Coretan Adnan Iskandar dalam buku Stop! Criminal Minds


   Apapun kehidupan yang sedang Kita jalani saat ini, usahakan untuk senantiasa menikmatinya. Jangan pernah sekalipun Criminal minds menguasai pikiran Kita, meski saat ini kehidupan Kita belum sesuai dengan apa yang Kita harapkan. Bersyukurlah atas semua yang terjadi dalam perjalanan hidup Kita, karena positif atau negatifenya hidup kita tergantung bagaimana cara Kita berpikir. Bisa jadi, apa yang Kita anggap takdir negative itu karena Kita terlalu focus pada apa yang kurang dalam hidup Kita, bukan pada kelebihan yang telah dimiliki. Kisah seorang anak muda dengan empat buah batu batanya bisa menjadi gambaran yang jelas bagaimana cara seseorang menadang kehidupannya.

      Suatu hari, seorang pemuda diminta oleh gurunya untuk membangun sebuah dinding di tempatnya belajar. Dengan telaten dan penuh dedikasi, pemuda itu mematuhi permintaan gurunya dan membangun sebuah dinding indah yang bata-batanya tertata rapi. Namun setelah ia menyelesaikan tugasnya, ia menemukan empat buah batu bata yang letaknya tidak sejajar dengan bata yang lain. Merasa pekerjaannya kurang sempurna, ia pun meminta izin pada gurunya untuk kembali merubuhkan tembok itu agar ia bisa menyusunnya kembali dengan rapi. Mendengar itu, gurunya hanya tersenyum dan mengatakan tidak perlu.
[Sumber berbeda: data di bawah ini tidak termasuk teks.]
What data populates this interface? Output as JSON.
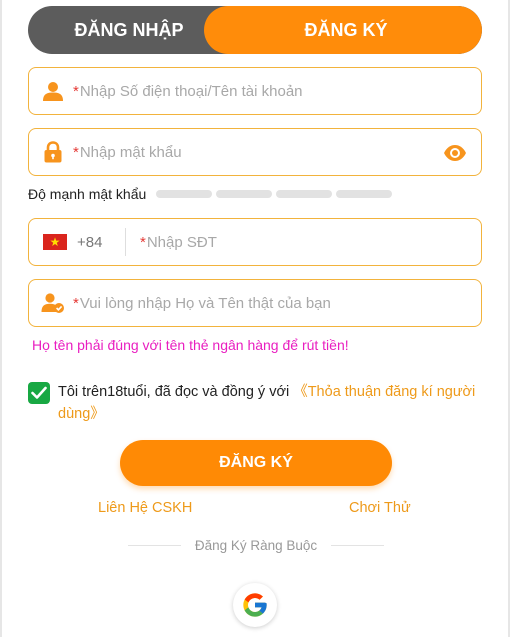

     Akan tetapi, rupanya si pemuda itu tetap merasa tidak puas dengan hasil kerjanya, meskipun ia menuruti perintah gurunya untuk tidak merobohkan tembok itu. Setiap hari, pikirannya selalu dipenuhi “empat batu bata jelek” itu dan malu dengan teman-temannya  yang ia pikir telah membuat dinding yang lebih bagus darinya. Ia selalu berusaha menutupi “empat batu bata jelek” itu ketika ada orang yang ingin melihat dinding buatannya.

    Tanpa terasa dua bulan telah berlalu, saat itu ada kunjungan seorang pemimpin dari ibukota. Si anak muda mendapat tugas untuk mendampinginya untuk keliling di tempat itu. Tiba-tiba sang pemimpin menghentikan langkah menatap dinding yang ia buat dan berkata, “Wah, dinding ini indah sekali.”

    Si pemuda kebingungan, ia lantas bertanya, “Apanya yang indah, Pak? Apakah Bapak tidak melihat empat batu bata yang miring dan mengganggu kesempurnaan seluruh tembok ini?”

    “Oh ya, saya melihat empat batu bata itu, tetapi saya juga melihat ratusan batu bata lainnya yang bagus! Karena ketidaksempurnaan seperti katamu itu anak muda, membuat dinding ini justru tampak indah untuk dinikmati, bukan sekadar dinding kosong yang rata.”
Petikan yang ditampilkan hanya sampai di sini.